Quilt bindings are the most magical, and sometime confusing part of quilt making, especially for a new quilter! I shared a tutorial a few years back, but have adapted and made a few changes as I’ve grown as a quilter, and thought it was enough to update the post. Any tips or suggestions you might have, I’d love to hear them in the comments!
The first change I made is I cut my strips at 2 1/4″ now, instead of 2 1/2″. I found that my bindings were feeling a little floppy, and not full, so I tried it and liked it better. It’s amazing how much a difference 1/4″ can make in the binding details.
To begin, leave 10″ -12″ of binding not stitched down, to complete later. I usually like to start in the middle of a side, or the bottom, away from a corner. Use 1/4″ seam allowance.
Another big change, I stopped taking the time to press a crease down the length of the binding. It can take forever, depending on how big your quilt is, and I’m usually binding quilts in multiples, so it takes even more time. I also like having a nice open pocket for stitching through by hand. Instead I fold the binding as I attach it to the quilt top.
To keep the binding tangles to a minimum, I wrap the binding around a 6″-6 1/2″ ruler and then wear it as a bracelet on my wrist. Be sure to pull the length out, instead of letting it unwrap and twist off the roll. An arm length will do.
I’m always stopping to adjust the mass of quilt, and it is in those moments that I fold the binding as well. Line it up, nice and straight and keep stitching. Using the needle-down position on the machine is super helpful for keeping the quilt in place, and the seam straight.
When I arrive at a corner, I stop stitching 1/4″ away from the edge of the quilt. Backstitch to secure the stitches, and cut the thread to make the miter.
I pinch the corner, so that the edges line up, and the fold lays flat.
I don’t use a lot of pins to sew the bindings, but in this space I do! I want to be sure nothing is shifting as I go back to the sewing machine.
Start stitching 1/4″ away from the edge, and back stitch to secure once more.
Cut one length of binding, so that it ends in the center of the unstitched space. I always add a pin here to keep it in place. It should be pulled flat, but not be stretched out.
Lay the second piece of binding over the top, again pulling it smooth, but not stretching the fabric. Measure the overlap, to match the width of the binding. In my case 2 1/4″.
Mark the length to cut, you can use any marking tool, I prefer to quickly crease the binding with the edge of the ruler.
Then trim away the excess.
Now release the first piece of binding, to sew the pieces together on a diagonal.
Careful not to twist the pieces (I’ve only done that once!), lay them right sides together matching the corners and edges as shown. Add a couple pins to keep things secure, then move the entire quilt to the sewing machine again.
Stitch from corner to corner, you may want to mark the center line, but it gets easier to eyeball with experience.
Remove the pins, and verify the length fits your quilt.
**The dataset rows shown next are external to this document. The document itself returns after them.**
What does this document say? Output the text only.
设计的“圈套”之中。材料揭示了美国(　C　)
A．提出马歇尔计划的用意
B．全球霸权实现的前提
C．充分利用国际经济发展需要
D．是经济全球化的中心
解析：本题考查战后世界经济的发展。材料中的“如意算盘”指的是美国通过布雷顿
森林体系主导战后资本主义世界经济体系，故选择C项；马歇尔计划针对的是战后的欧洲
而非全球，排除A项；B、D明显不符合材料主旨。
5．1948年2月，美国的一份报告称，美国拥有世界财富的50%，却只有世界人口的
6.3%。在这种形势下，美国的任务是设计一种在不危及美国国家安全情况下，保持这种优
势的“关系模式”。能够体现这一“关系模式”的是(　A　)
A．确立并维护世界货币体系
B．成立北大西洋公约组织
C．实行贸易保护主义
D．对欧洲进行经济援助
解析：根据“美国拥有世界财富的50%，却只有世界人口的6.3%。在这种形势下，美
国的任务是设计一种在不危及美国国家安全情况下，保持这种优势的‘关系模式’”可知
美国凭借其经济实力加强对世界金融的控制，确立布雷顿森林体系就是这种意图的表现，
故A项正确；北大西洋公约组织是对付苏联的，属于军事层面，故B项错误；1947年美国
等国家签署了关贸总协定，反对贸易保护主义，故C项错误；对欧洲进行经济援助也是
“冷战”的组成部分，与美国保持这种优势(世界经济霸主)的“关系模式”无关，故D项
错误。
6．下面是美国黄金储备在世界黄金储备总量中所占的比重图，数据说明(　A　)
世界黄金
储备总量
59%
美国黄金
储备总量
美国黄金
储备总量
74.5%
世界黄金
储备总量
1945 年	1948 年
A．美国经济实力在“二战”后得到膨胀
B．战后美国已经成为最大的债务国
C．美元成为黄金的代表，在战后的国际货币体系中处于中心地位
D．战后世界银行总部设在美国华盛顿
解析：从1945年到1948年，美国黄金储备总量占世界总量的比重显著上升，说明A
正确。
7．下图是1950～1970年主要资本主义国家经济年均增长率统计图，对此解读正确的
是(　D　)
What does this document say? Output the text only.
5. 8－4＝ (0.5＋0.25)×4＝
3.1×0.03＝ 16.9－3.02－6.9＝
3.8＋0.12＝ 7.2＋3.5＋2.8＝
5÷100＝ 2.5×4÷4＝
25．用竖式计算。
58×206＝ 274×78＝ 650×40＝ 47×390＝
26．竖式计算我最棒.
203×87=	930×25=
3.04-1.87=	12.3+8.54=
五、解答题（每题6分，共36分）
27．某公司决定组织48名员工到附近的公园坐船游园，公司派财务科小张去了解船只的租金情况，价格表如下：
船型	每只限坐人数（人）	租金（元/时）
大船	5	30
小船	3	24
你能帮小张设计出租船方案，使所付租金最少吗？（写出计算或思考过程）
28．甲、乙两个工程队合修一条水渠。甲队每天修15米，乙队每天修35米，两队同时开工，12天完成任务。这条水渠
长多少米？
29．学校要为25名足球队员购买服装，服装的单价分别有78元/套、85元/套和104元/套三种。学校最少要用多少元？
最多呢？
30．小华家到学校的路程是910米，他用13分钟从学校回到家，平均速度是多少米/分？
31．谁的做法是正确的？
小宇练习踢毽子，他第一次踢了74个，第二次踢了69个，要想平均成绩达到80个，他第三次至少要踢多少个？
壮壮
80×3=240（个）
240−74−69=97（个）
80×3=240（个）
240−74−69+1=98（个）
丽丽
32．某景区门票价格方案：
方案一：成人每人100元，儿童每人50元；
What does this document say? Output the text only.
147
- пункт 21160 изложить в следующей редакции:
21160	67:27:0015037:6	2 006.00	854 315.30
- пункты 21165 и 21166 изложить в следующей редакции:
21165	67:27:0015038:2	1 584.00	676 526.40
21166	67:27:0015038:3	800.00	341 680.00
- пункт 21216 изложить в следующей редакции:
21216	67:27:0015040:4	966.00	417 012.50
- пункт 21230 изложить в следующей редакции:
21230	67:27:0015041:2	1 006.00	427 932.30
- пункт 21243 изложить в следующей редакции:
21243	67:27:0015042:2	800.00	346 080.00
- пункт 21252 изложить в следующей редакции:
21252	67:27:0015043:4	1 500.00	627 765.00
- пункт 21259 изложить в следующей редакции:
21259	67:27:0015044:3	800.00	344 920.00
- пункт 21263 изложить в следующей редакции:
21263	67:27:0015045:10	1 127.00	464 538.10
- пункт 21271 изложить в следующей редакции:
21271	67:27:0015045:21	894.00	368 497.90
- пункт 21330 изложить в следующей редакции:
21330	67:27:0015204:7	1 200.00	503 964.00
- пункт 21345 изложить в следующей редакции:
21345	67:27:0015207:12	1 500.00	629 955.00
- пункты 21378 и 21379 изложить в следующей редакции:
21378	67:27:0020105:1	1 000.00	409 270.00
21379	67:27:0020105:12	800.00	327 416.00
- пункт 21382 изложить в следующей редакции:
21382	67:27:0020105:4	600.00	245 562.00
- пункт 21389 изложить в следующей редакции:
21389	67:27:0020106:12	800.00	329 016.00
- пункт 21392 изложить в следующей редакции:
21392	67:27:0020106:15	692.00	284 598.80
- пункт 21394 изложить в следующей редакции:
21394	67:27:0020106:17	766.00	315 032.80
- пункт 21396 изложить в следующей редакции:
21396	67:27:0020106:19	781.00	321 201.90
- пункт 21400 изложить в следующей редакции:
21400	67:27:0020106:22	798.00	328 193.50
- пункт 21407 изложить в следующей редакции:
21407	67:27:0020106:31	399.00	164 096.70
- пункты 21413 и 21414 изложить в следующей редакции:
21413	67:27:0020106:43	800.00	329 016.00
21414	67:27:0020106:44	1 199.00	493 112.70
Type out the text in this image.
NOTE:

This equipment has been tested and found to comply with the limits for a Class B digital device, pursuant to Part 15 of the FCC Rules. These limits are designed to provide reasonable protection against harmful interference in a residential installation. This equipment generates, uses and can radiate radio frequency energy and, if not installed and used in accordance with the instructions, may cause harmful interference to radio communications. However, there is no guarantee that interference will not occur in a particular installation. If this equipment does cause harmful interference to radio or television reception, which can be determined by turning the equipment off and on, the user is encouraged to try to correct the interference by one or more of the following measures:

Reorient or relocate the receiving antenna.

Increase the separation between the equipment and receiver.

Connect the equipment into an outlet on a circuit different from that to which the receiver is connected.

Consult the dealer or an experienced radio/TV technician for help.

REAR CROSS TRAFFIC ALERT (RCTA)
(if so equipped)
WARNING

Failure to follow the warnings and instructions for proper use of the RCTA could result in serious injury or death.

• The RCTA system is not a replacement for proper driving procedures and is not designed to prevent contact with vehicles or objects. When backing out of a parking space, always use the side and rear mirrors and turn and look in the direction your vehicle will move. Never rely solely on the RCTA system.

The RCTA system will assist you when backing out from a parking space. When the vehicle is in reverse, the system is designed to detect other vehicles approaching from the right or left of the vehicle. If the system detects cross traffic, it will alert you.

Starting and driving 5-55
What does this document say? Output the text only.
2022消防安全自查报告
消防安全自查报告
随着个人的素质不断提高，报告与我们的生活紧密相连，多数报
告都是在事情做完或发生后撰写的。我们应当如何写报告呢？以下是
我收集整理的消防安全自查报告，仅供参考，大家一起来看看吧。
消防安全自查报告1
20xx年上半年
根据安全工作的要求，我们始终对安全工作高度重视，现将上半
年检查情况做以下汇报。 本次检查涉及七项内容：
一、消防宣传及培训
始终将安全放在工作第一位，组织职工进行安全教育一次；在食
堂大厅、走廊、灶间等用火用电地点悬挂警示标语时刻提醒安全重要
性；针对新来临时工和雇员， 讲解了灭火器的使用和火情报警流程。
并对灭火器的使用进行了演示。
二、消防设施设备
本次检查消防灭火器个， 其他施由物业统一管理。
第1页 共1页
If for any reason your binding isn’t fitting, or the line of the binding isn’t to your liking (say if you missed a corner when stitching) quickly take out your stitches and try again. It’s a forgiving process, and can take some practice.
Once you are happy with how it fits, trim away the excess binding, and press the seam allowance open.
Pin the binding in place to reduce puckers as you arrive at the starting point, and stitch in place.